Тот скакал счастливый, отпустив поводья, с поднятыми над головой ладонями в знак триумфа, но, само собой, измотанный до предела.
– Уведите его скорее, - приказал Велисарий, - дайте выпить вина и отправьте в крепость… А не то, чего доброго, он решится на третий поединок!
Но, по счастью, третьего поединка не было. Персы, потерпев такое глупое поражение, стали отходить. Византийцы смотрели на их отступление с нескрываемой гордостью.
Вскоре, оставив в военном лагере главным Вузу и второго командира - Фару, Лис вернулся в крепость. Рассказал Прокопию с Антониной о случившемся, посетил термы и поужинал с удовольствием.
– Где же наши мальчики?
– спрашивала Нино.
– Почему ты не взял их с собой?
Полководец отвечал веско:
– Нечего разлёживать на перинах. Пусть почувствуют тяготы похода и поспят на простой соломе. Не развалятся.
– А не слишком ли опасно оставлять их в лагере? Персы не предпримут атаки?
– Нет, не думаю.
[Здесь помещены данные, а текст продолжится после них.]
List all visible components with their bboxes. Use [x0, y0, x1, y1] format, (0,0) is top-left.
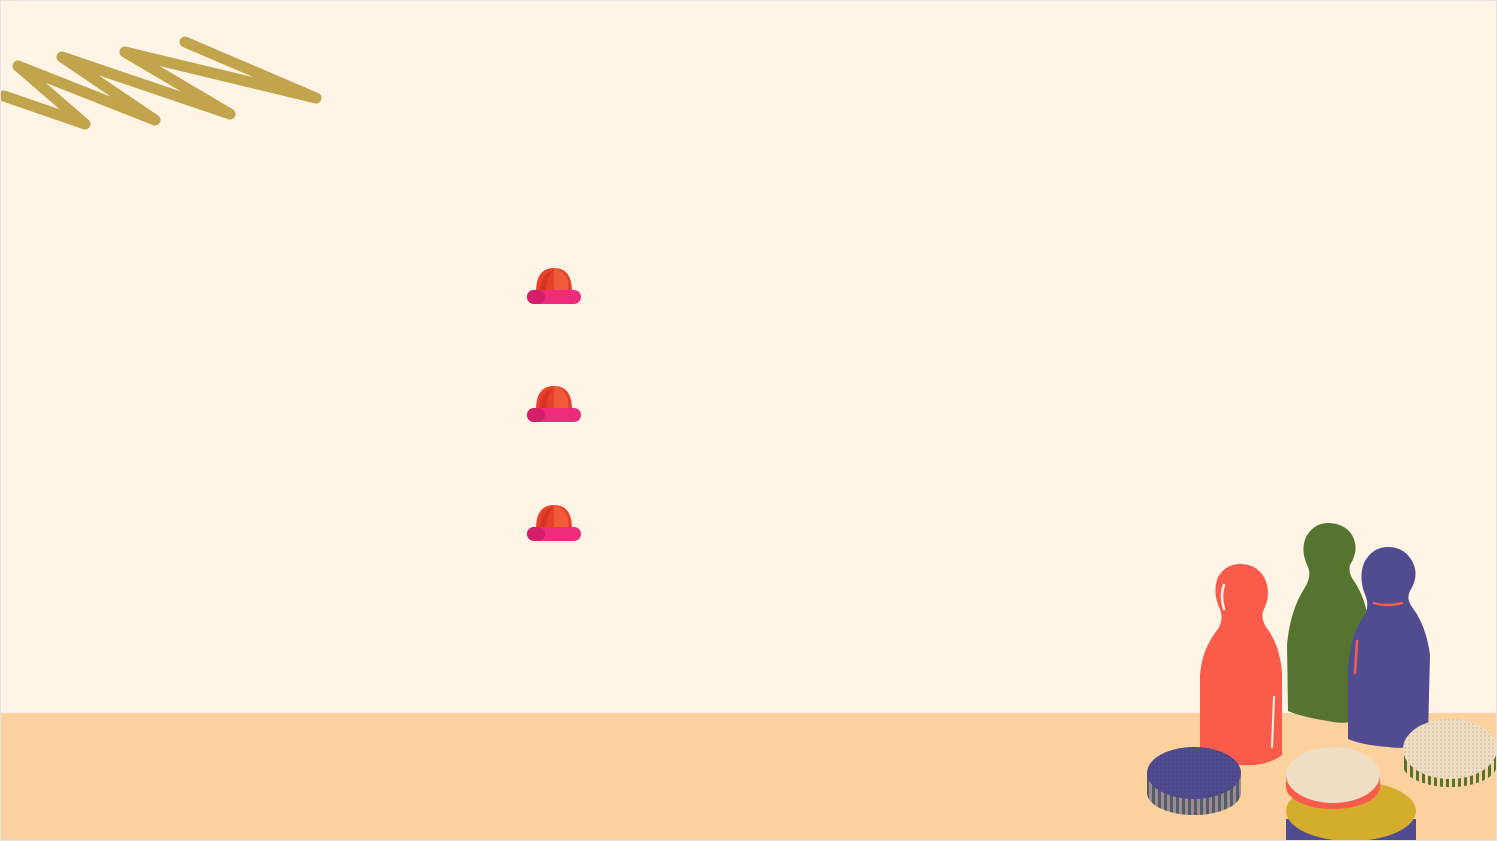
- board-game-pieces-illustration: [1147, 523, 1497, 841]
- chip-stack: [1286, 747, 1416, 841]
- red-pawn: [1200, 564, 1282, 766]
- bullet-icon-1: [527, 268, 581, 304]
- bullet-icon-2: [527, 386, 581, 422]
- blue-pawn: [1348, 547, 1430, 748]
- blue-chip: [1147, 747, 1241, 815]
- cream-chip: [1403, 719, 1497, 787]
- scribble-decoration: [0, 36, 322, 130]
- bullet-icon-3: [527, 505, 581, 541]
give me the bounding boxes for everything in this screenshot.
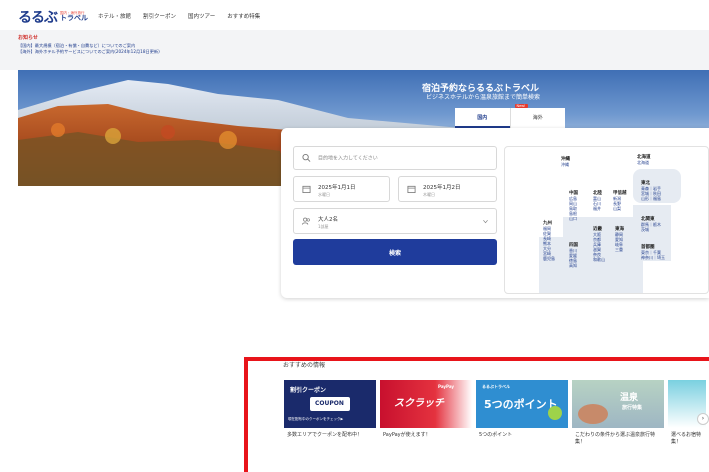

Мне докладывала разведка: к ним пока идёт подкрепление - около десяти тысяч воинов…
У Прокопия вырвался возглас удивления:
– Десять тысяч! И теперь у неприятеля в целом пятьдесят! А у нас только двадцать пять… Может, запросить мира?
Велисарий вздохнул:
– Было бы разумно, но ведь персы станут требовать, чтобы мы покинули крепость, а потом они её сроют в тот же миг. Мы лишимся форпоста на Востоке. И не выполним волю Юстиниана.